For Susan Heichert, chief information officer at the 11-hospital Allina Health system in Minneapolis, everyone brings something to the table, even those outside the IT department.
"I'm thankful for the talented clinicians and business folks who have brought their expertise to the health IT profession," she said.
Heichert, who has worked in IT for more than 30 years now, also said both the patients and end users deserve a shout out for their willingness to "try new work flows and technology to advance care."
There is, however, one small thing Heichert said would make her even more thankful this holiday season, and that all comes down to a little more time from ONC.
"I would really be thankful if I could have an extra quarter to meet Stage 2 meaningful use," she said.
Heichert and her team have recently finished attesting to year 2 of Stage 1 meaningful use.
Frank Richards, chief information officer at Geisinger Health System, also gave kudos to his team.
"I am once again reminded how grateful I am for the talented and dedicated team of professionals I have the privilege to work with here at Geisinger," he said. "Whether it's mergers and acquisitions, meaningful use, customer support, or the hundreds of other challenges and initiatives the organization has going on throughout the year, the information services management team and their staffs provide world class service at all levels."
Others also echo Richards' sentiments -- that this year, in particular, it's nice knowing there's a network of colleagues and peers who are working right alongside of you through thick and thin.
"With all of the changes that are being mandated; meaningful use, ICD-10, shifts in the quality reporting requirements, lower reimbursements, it is good to know that I can draw on that network to know that I am not alone in this complicated world," said Ralph Johnson, chief information officer of Franklin Community Health Network in Maine.
"Meaningful use Stage 2 is really 15 different projects, not just one," he added, and "ICD-10 is fraught with the responsibility of reimbursement impacts." So a hardworking, talented team really makes all the difference.
For Joel Vengco, chief information officer at the four-hospital Baystate Health in Massachusetts, it's collaboration that really resonates in his mind this year -- collaboration with competitors which helped to create big things for health IT statewide.
"I am thankful for the collaboration that I have witnessed in western Massachusetts to enable the development of the Pioneer Valley Information Exchange as a community utility to deliver a unified patient record and enhance the quality of care we deliver to our region," he said.
The PVIX currently connect to hospitals, clinics, labs and payers across four counties in Western Massachusetts and will eventually hook up to the Massachusetts statewide health information exchange.
Children's Medical Center CIO Pamela Arora is grateful she and her team earned the 2013 Enterprise HIMSS Davies Award.
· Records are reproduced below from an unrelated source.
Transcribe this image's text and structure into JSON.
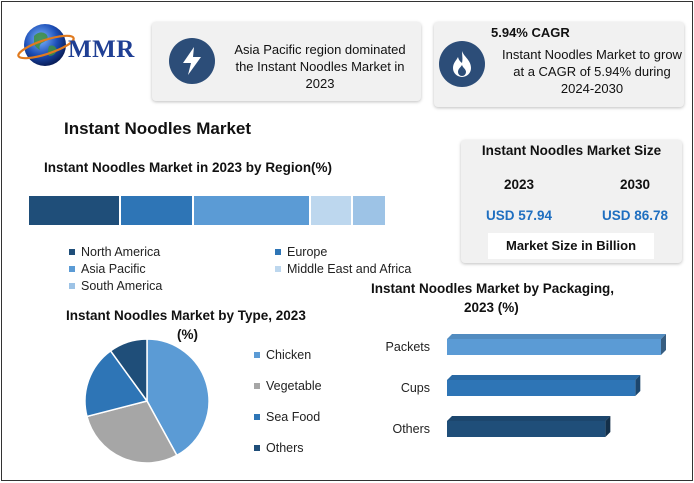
{
  "brand": {
    "name": "MMR"
  },
  "highlights": [
    {
      "icon": "lightning-bolt-icon",
      "text": "Asia Pacific region dominated the Instant Noodles Market in 2023"
    },
    {
      "icon": "flame-icon",
      "title": "5.94% CAGR",
      "text": "Instant Noodles Market to grow at a CAGR of 5.94% during 2024-2030"
    }
  ],
  "main_title": "Instant Noodles Market",
  "market_size": {
    "title": "Instant Noodles Market Size",
    "years": [
      "2023",
      "2030"
    ],
    "values": [
      "USD 57.94",
      "USD 86.78"
    ],
    "caption": "Market Size in Billion"
  },
  "colors": {
    "navy": "#1f4e79",
    "blue": "#2e75b6",
    "mid_blue": "#5b9bd5",
    "pale_blue": "#bdd7ee",
    "light_blue": "#9dc3e6",
    "gray": "#a6a6a6",
    "accent_text": "#1f6fc0"
  },
  "chart_data": [
    {
      "type": "bar",
      "stacked": true,
      "title": "Instant Noodles Market in 2023 by Region(%)",
      "categories": [
        "North America",
        "Europe",
        "Asia Pacific",
        "Middle East and Africa",
        "South America"
      ],
      "values": [
        25,
        20,
        32,
        11,
        9
      ],
      "colors": [
        "#1f4e79",
        "#2e75b6",
        "#5b9bd5",
        "#bdd7ee",
        "#9dc3e6"
      ]
    },
    {
      "type": "pie",
      "title": "Instant Noodles Market by Type, 2023",
      "title_line2": "(%)",
      "categories": [
        "Chicken",
        "Vegetable",
        "Sea Food",
        "Others"
      ],
      "values": [
        42,
        29,
        19,
        10
      ],
      "colors": [
        "#5b9bd5",
        "#a6a6a6",
        "#2e75b6",
        "#1f4e79"
      ]
    },
    {
      "type": "bar",
      "orientation": "horizontal",
      "title": "Instant Noodles Market by Packaging,",
      "title_line2": "2023 (%)",
      "categories": [
        "Packets",
        "Cups",
        "Others"
      ],
      "values": [
        100,
        88,
        74
      ],
      "colors": [
        "#5b9bd5",
        "#2e75b6",
        "#1f4e79"
      ]
    }
  ]
}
The award recognizes excellence in the realm of health IT, specifically for the use of electronic health records to improve patient outcomes.
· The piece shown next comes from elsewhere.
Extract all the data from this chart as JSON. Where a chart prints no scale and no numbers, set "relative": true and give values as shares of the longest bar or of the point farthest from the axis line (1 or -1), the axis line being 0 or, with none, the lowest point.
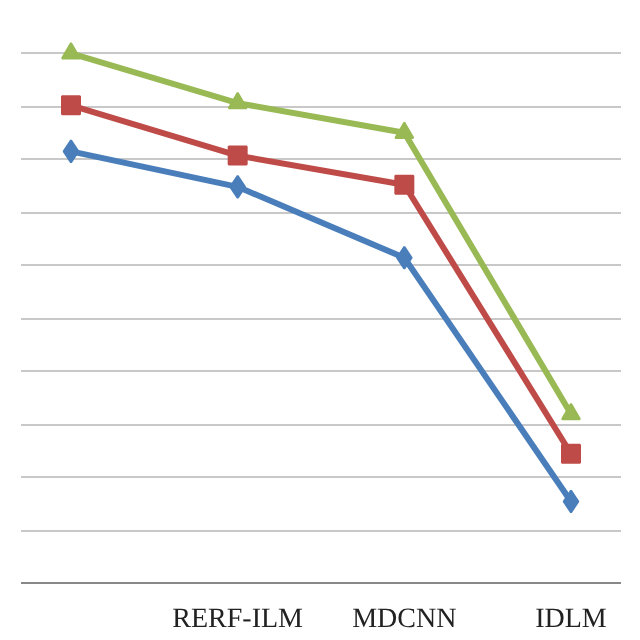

"This award is a testament to the dedication of our physicians, clinicians and staff, and their desire to fulfill our mission of making life better for children," she said.
Throughout her seven years at Children's, Arora said the mindset of investing in technology as a means to innovate care delivery has really allowed the hospital to improve "quality of care for patients, drive operational and clinical efficiencies within our organization, and prove that a positive return on investment is possible with the adoption of the electronic medical record."